By May, 2014, twenty-four months would have lapsed.

A full two years of non-activity on the part of the state government of Sabah and Sarawak is appalling.

As at May 24, 2012 Petronas is no longer the “legal owner” of the Sabah and Sarawak territorial waters.

The Federal Government had tried to rectify their mistakes by tabling Act 750 under the Malaysia Territorial Sea Act 2012, and passing in parliament in June 2012.

This was done two months after the legal requirement had lapsed.

The interesting thing is that this Act 750 is unconstitutional yet it received the Royal Assent on June 18, 2012. It was  gazetted on the 22nd of June 2012.

Act 750 is unconstitutional because under Section (1) Sub-Section (2) it states: “This Act comes into operation on 22nd June 2012 and shall apply throughout Malaysia”, which means that it also applies in Sabah and Sarawak territorial waters.

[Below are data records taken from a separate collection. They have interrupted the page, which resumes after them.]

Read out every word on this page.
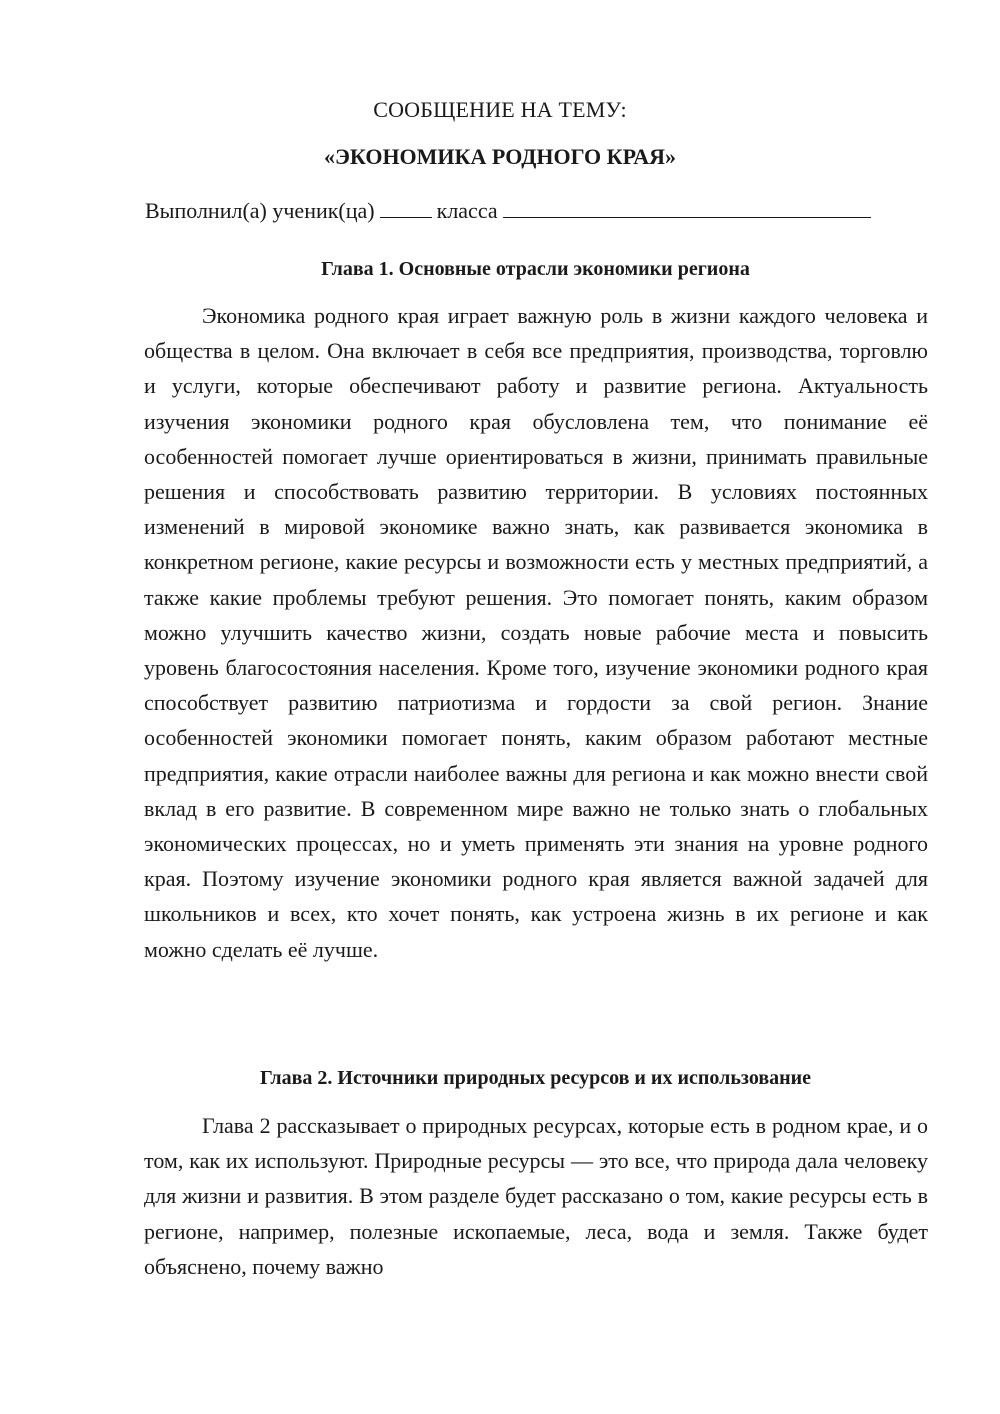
СООБЩЕНИЕ НА ТЕМУ:
«ЭКОНОМИКА РОДНОГО КРАЯ»
Выполнил(а) ученик(ца)	класса
Глава 1. Основные отрасли экономики региона

Экономика родного края играет важную роль в жизни каждого человека и общества в целом. Она включает в себя все предприятия, производства, торговлю и услуги, которые обеспечивают работу и развитие региона. Актуальность изучения экономики родного края обусловлена тем, что понимание её особенностей помогает лучше ориентироваться в жизни, принимать правильные решения и способствовать развитию территории. В условиях постоянных изменений в мировой экономике важно знать, как развивается экономика в конкретном регионе, какие ресурсы и возможности есть у местных предприятий, а также какие проблемы требуют решения. Это помогает понять, каким образом можно улучшить качество жизни, создать новые рабочие места и повысить уровень благосостояния населения. Кроме того, изучение экономики родного края способствует развитию патриотизма и гордости за свой регион. Знание особенностей экономики помогает понять, каким образом работают местные предприятия, какие отрасли наиболее важны для региона и как можно внести свой вклад в его развитие. В современном мире важно не только знать о глобальных экономических процессах, но и уметь применять эти знания на уровне родного края. Поэтому изучение экономики родного края является важной задачей для школьников и всех, кто хочет понять, как устроена жизнь в их регионе и как можно сделать её лучше.

Глава 2. Источники природных ресурсов и их использование

Глава 2 рассказывает о природных ресурсах, которые есть в родном крае, и о том, как их используют. Природные ресурсы — это все, что природа дала человеку для жизни и развития. В этом разделе будет рассказано о том, какие ресурсы есть в регионе, например, полезные ископаемые, леса, вода и земля. Также будет объяснено, почему важно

The question arises however when the limits of territorial sea is set to 3 nautical miles by Section (3) Sub-section (3) of Act 750 which states: “For the purpose of the Continental Shelf Act 1966 [Act 83] and the Petroleum Mining Act 1966 [Act95], the National Land Code [Act56/65] and any written law relating to land in forced in Sabah and Sarawak, any reference to territorial sea therein shall in relation to any territory be construed as a reference to such part of the sea adjacent to the cost thereof not exceeding 3 nautical miles measured from the low-water line”.

This Section (3)(3) of Act 750 is the same as the Emergency (Essential Powers) Ordinance No.7 of 1969 which is no more applicable after the Emergency Proclamation was lifted.